Weiter verlangt die Fraktion, das Strafmaß für die Behinderung von hilfeleistenden Personen in Paragraf 323c Absatz 2 StGB auf bis zu drei Jahre Freiheitsstrafe anzuheben. Aktuell ist eine Geld- oder eine Freiheitsstrafe bis zu einem Jahr vorgesehen. Der Straftatbestand des besonders schweren Falls der Nötigung in Paragraf 240 Absatz 4 StGB) soll ferner um weitere Regelbeispiele ergänzt werden: „Täter, die eine öffentliche Straße blockieren und billigend in Kauf nehmen, dass Polizei, Feuerwehr und Rettungsdienste bei der Wahrnehmung ihrer Aufgaben behindert werden, sollen zukünftig mit Freiheitsstrafe zwischen drei Monaten und fünf Jahren bestraft werden. Ebenso sollen Täter bestraft werden, die eine große Zahl von Menschen durch ihre Blockaden nötigen - etwa dann, wenn es durch die Blockaden im Berufsverkehr zu langen Staus kommt“, führte die Fraktion aus.
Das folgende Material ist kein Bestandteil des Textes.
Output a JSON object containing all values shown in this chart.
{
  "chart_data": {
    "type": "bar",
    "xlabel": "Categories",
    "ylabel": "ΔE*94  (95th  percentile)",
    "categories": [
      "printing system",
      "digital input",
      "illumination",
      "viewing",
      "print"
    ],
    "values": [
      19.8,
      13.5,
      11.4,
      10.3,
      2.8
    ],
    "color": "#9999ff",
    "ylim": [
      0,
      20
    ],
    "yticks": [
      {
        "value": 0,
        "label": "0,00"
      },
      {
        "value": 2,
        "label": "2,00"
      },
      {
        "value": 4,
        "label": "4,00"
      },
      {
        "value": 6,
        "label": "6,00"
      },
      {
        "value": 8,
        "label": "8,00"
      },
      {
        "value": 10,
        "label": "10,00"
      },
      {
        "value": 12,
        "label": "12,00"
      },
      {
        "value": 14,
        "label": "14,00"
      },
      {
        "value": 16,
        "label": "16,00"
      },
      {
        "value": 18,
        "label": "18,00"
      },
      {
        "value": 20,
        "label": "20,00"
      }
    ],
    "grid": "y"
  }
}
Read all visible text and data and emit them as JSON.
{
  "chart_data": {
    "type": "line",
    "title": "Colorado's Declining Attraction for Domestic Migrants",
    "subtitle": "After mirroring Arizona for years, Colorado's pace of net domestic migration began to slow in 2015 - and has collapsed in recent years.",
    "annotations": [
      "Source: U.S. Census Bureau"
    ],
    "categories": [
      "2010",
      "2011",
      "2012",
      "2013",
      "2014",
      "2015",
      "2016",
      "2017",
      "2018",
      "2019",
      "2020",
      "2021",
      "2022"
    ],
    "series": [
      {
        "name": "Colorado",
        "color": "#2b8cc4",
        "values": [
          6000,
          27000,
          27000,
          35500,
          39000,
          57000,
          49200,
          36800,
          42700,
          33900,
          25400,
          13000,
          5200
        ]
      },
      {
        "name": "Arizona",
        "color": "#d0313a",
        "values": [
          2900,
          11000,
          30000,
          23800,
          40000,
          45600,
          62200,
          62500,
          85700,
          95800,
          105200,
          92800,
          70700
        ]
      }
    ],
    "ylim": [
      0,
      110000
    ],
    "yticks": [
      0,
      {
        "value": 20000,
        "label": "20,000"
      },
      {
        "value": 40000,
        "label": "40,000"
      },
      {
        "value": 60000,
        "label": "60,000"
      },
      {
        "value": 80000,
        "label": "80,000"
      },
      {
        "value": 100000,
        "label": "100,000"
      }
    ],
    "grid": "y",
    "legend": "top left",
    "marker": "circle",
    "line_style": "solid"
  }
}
Gemeinschädliche Sachbeschädigung
Um „Kunstwerke und Kulturgüter als Teil unseres kulturellen Erbes sowie die weiteren in § 304 StGB genannten Gegenstände besser vor mutwilligen Beschädigungen durch Straftäter zu schützen“, soll nach Auffassung der Union zudem der Straftatbestand der Gemeinschädlichen Sachbeschädigung angepasst werden. „Hierzu soll die Beschädigung oder Zerstörung solcher Gegenstände von bedeutendem finanziellen und/oder kunsthistorischen Wert als besonders schwerer Fall definiert und ein erhöhtes Strafmaß mit einer Mindestfreiheitsstrafe von drei Monaten vorgesehen werden“, heißt es in dem Antrag.
Zudem fordert die Unionsfraktion, Kettenbewährungsstrafen grundsätzlich zu unterbinden. Dazu soll laut Antrag Paragraf 56 StGB so ausgestaltet werden, so dass „Straftäter, gegen die wegen einer Straftat innerhalb laufender Bewährungszeit erneut eine Freiheitsstrafe aufgrund einer vorsätzlichen Straftat verhängt wird, künftig grundsätzlich keine erneute Bewährungsstrafe bekommen können“. (mwo/10.11.2022)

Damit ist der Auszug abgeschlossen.